Australian 'anti-terror' laws.

Australia, at federal and state level, has floated, and implemented anti-terror laws. After 9/11, 2 Bali bombings, London, and Madrid, it is undeniable there is a clear threat to westerners, and Australia in particular. The US has it's Bill of Rights. Canada, NZ, even the UK have bill of rights legislation. Australia, alone of the Anglosphere, does not. The concern has to be that we not throw the baby out with the bathwater, and many, including peak law bodies also express reservations. Lawyers saying in part;
"Elements of the rule of law should be inalienable. The rights of our citizens to their liberty and freedom of speech, movement and association should be protected by our parliaments, rather than reduced by them," (UK Bar Council Chair Guy Mansfield QC).
There is a common thread to the attacks on the US, UK, and Australia, and that is fundamentalist Islam. A feature of those societies is intolerance, authoritarianism, and lack of respect for individual rights and freedoms. How sad it would be, if, viewed some time from now, we see that our response to an attack from those with the negative features above, is to tend towards the model of governance they espouse.

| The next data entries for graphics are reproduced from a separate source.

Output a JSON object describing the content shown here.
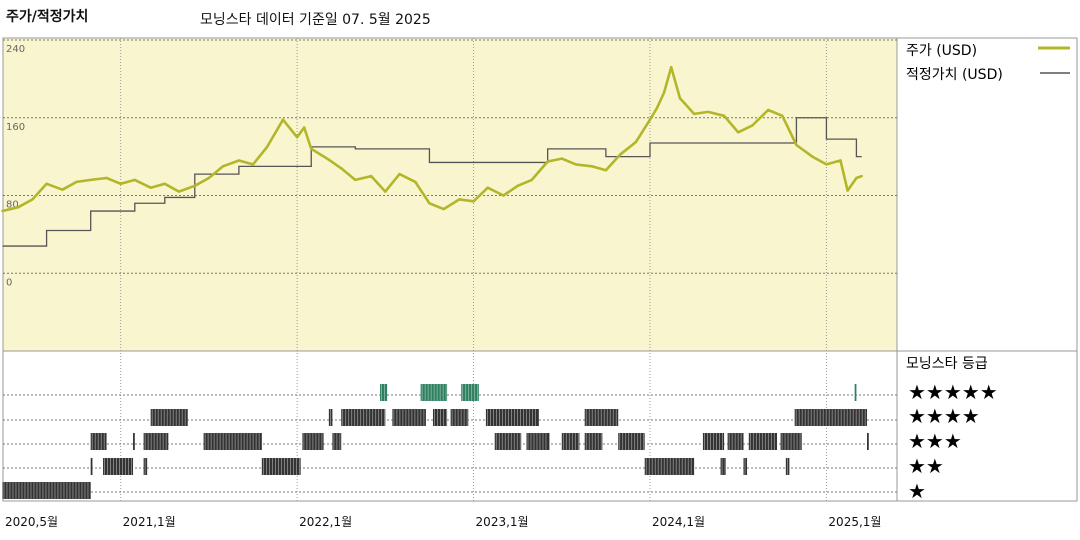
{
  "header": {
    "title": "주가/적정가치",
    "subtitle": "모닝스타 데이터 기준일 07. 5월 2025"
  },
  "legend": {
    "price": "주가 (USD)",
    "fair": "적정가치 (USD)",
    "rating_title": "모닝스타 등급",
    "star_rows": [
      "★★★★★",
      "★★★★",
      "★★★",
      "★★",
      "★"
    ]
  },
  "colors": {
    "price": "#b3b52a",
    "fair": "#555555",
    "panel_bg": "#f9f6cf",
    "bar_dark": "#333333",
    "bar_green": "#2e8060"
  },
  "chart_data": [
    {
      "type": "line",
      "title": "",
      "x_axis": {
        "start": "2020.5",
        "end": "2025.5",
        "ticks": [
          "2020,5월",
          "2021,1월",
          "2022,1월",
          "2023,1월",
          "2024,1월",
          "2025,1월"
        ],
        "tick_x": [
          2020.333,
          2021.0,
          2022.0,
          2023.0,
          2024.0,
          2025.0
        ]
      },
      "y_axis": {
        "min": -80,
        "max": 240,
        "ticks": [
          "240",
          "160",
          "80",
          "0"
        ],
        "tick_values": [
          240,
          160,
          80,
          0
        ]
      },
      "grid": true,
      "legend_position": "right",
      "series": [
        {
          "name": "주가 (USD)",
          "points": [
            [
              2020.33,
              64
            ],
            [
              2020.42,
              68
            ],
            [
              2020.5,
              76
            ],
            [
              2020.58,
              92
            ],
            [
              2020.67,
              86
            ],
            [
              2020.75,
              94
            ],
            [
              2020.83,
              96
            ],
            [
              2020.92,
              98
            ],
            [
              2021.0,
              92
            ],
            [
              2021.08,
              96
            ],
            [
              2021.17,
              88
            ],
            [
              2021.25,
              92
            ],
            [
              2021.33,
              84
            ],
            [
              2021.42,
              90
            ],
            [
              2021.5,
              98
            ],
            [
              2021.58,
              110
            ],
            [
              2021.67,
              116
            ],
            [
              2021.75,
              112
            ],
            [
              2021.83,
              130
            ],
            [
              2021.92,
              158
            ],
            [
              2022.0,
              140
            ],
            [
              2022.04,
              150
            ],
            [
              2022.08,
              128
            ],
            [
              2022.17,
              118
            ],
            [
              2022.25,
              108
            ],
            [
              2022.33,
              96
            ],
            [
              2022.42,
              100
            ],
            [
              2022.5,
              84
            ],
            [
              2022.58,
              102
            ],
            [
              2022.67,
              94
            ],
            [
              2022.75,
              72
            ],
            [
              2022.83,
              66
            ],
            [
              2022.92,
              76
            ],
            [
              2023.0,
              74
            ],
            [
              2023.08,
              88
            ],
            [
              2023.17,
              80
            ],
            [
              2023.25,
              90
            ],
            [
              2023.33,
              96
            ],
            [
              2023.42,
              115
            ],
            [
              2023.5,
              118
            ],
            [
              2023.58,
              112
            ],
            [
              2023.67,
              110
            ],
            [
              2023.75,
              106
            ],
            [
              2023.83,
              122
            ],
            [
              2023.92,
              135
            ],
            [
              2024.0,
              158
            ],
            [
              2024.04,
              170
            ],
            [
              2024.08,
              186
            ],
            [
              2024.12,
              212
            ],
            [
              2024.17,
              180
            ],
            [
              2024.25,
              164
            ],
            [
              2024.33,
              166
            ],
            [
              2024.42,
              162
            ],
            [
              2024.5,
              145
            ],
            [
              2024.58,
              152
            ],
            [
              2024.67,
              168
            ],
            [
              2024.75,
              162
            ],
            [
              2024.83,
              132
            ],
            [
              2024.92,
              120
            ],
            [
              2025.0,
              112
            ],
            [
              2025.08,
              116
            ],
            [
              2025.12,
              85
            ],
            [
              2025.17,
              98
            ],
            [
              2025.2,
              100
            ]
          ]
        },
        {
          "name": "적정가치 (USD)",
          "steps": [
            [
              2020.33,
              28
            ],
            [
              2020.58,
              44
            ],
            [
              2020.83,
              64
            ],
            [
              2021.08,
              72
            ],
            [
              2021.25,
              78
            ],
            [
              2021.42,
              102
            ],
            [
              2021.67,
              110
            ],
            [
              2022.08,
              130
            ],
            [
              2022.33,
              128
            ],
            [
              2022.75,
              114
            ],
            [
              2023.42,
              128
            ],
            [
              2023.75,
              120
            ],
            [
              2024.0,
              134
            ],
            [
              2024.83,
              160
            ],
            [
              2025.0,
              138
            ],
            [
              2025.17,
              120
            ],
            [
              2025.2,
              120
            ]
          ]
        }
      ]
    },
    {
      "type": "bar",
      "title": "모닝스타 등급",
      "x_axis": {
        "start": "2020.5",
        "end": "2025.5"
      },
      "rows": [
        "★★★★★",
        "★★★★",
        "★★★",
        "★★",
        "★"
      ],
      "segments": [
        {
          "stars": 5,
          "from": 2022.47,
          "to": 2022.51
        },
        {
          "stars": 5,
          "from": 2022.7,
          "to": 2022.85
        },
        {
          "stars": 5,
          "from": 2022.93,
          "to": 2023.03
        },
        {
          "stars": 5,
          "from": 2025.16,
          "to": 2025.17
        },
        {
          "stars": 4,
          "from": 2021.17,
          "to": 2021.38
        },
        {
          "stars": 4,
          "from": 2022.18,
          "to": 2022.2
        },
        {
          "stars": 4,
          "from": 2022.25,
          "to": 2022.5
        },
        {
          "stars": 4,
          "from": 2022.54,
          "to": 2022.73
        },
        {
          "stars": 4,
          "from": 2022.77,
          "to": 2022.85
        },
        {
          "stars": 4,
          "from": 2022.87,
          "to": 2022.97
        },
        {
          "stars": 4,
          "from": 2023.07,
          "to": 2023.37
        },
        {
          "stars": 4,
          "from": 2023.63,
          "to": 2023.82
        },
        {
          "stars": 4,
          "from": 2024.82,
          "to": 2025.23
        },
        {
          "stars": 3,
          "from": 2020.83,
          "to": 2020.92
        },
        {
          "stars": 3,
          "from": 2021.07,
          "to": 2021.08
        },
        {
          "stars": 3,
          "from": 2021.13,
          "to": 2021.27
        },
        {
          "stars": 3,
          "from": 2021.47,
          "to": 2021.8
        },
        {
          "stars": 3,
          "from": 2022.03,
          "to": 2022.15
        },
        {
          "stars": 3,
          "from": 2022.2,
          "to": 2022.25
        },
        {
          "stars": 3,
          "from": 2023.12,
          "to": 2023.27
        },
        {
          "stars": 3,
          "from": 2023.3,
          "to": 2023.43
        },
        {
          "stars": 3,
          "from": 2023.5,
          "to": 2023.6
        },
        {
          "stars": 3,
          "from": 2023.63,
          "to": 2023.73
        },
        {
          "stars": 3,
          "from": 2023.82,
          "to": 2023.97
        },
        {
          "stars": 3,
          "from": 2024.3,
          "to": 2024.42
        },
        {
          "stars": 3,
          "from": 2024.44,
          "to": 2024.53
        },
        {
          "stars": 3,
          "from": 2024.56,
          "to": 2024.72
        },
        {
          "stars": 3,
          "from": 2024.74,
          "to": 2024.86
        },
        {
          "stars": 3,
          "from": 2025.23,
          "to": 2025.24
        },
        {
          "stars": 2,
          "from": 2020.83,
          "to": 2020.84
        },
        {
          "stars": 2,
          "from": 2020.9,
          "to": 2021.07
        },
        {
          "stars": 2,
          "from": 2021.13,
          "to": 2021.15
        },
        {
          "stars": 2,
          "from": 2021.8,
          "to": 2022.02
        },
        {
          "stars": 2,
          "from": 2023.97,
          "to": 2024.25
        },
        {
          "stars": 2,
          "from": 2024.4,
          "to": 2024.43
        },
        {
          "stars": 2,
          "from": 2024.53,
          "to": 2024.55
        },
        {
          "stars": 2,
          "from": 2024.77,
          "to": 2024.79
        },
        {
          "stars": 1,
          "from": 2020.33,
          "to": 2020.83
        }
      ]
    }
  ],
  "x_ticks": [
    "2020,5월",
    "2021,1월",
    "2022,1월",
    "2023,1월",
    "2024,1월",
    "2025,1월"
  ]
}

My view is that we should celebrate, and protect, the rights and freedoms we stand for, not abridge them.
It would be even sadder, if, having given up some freedom in pursuit of safety, we end up with niether.
In that scenario, our unfree opponents would have won a victory.

Yes, we need to equip the police with the necessary powers to meet the challenge of terrorism, but no, not at the expense of the safeguards, rights and freedoms that the societies comprising the Anglosphere have spent more than a millenia developing and protecting. We are different to those who challenge us. We need laws that go as far as needed, but no further than needed.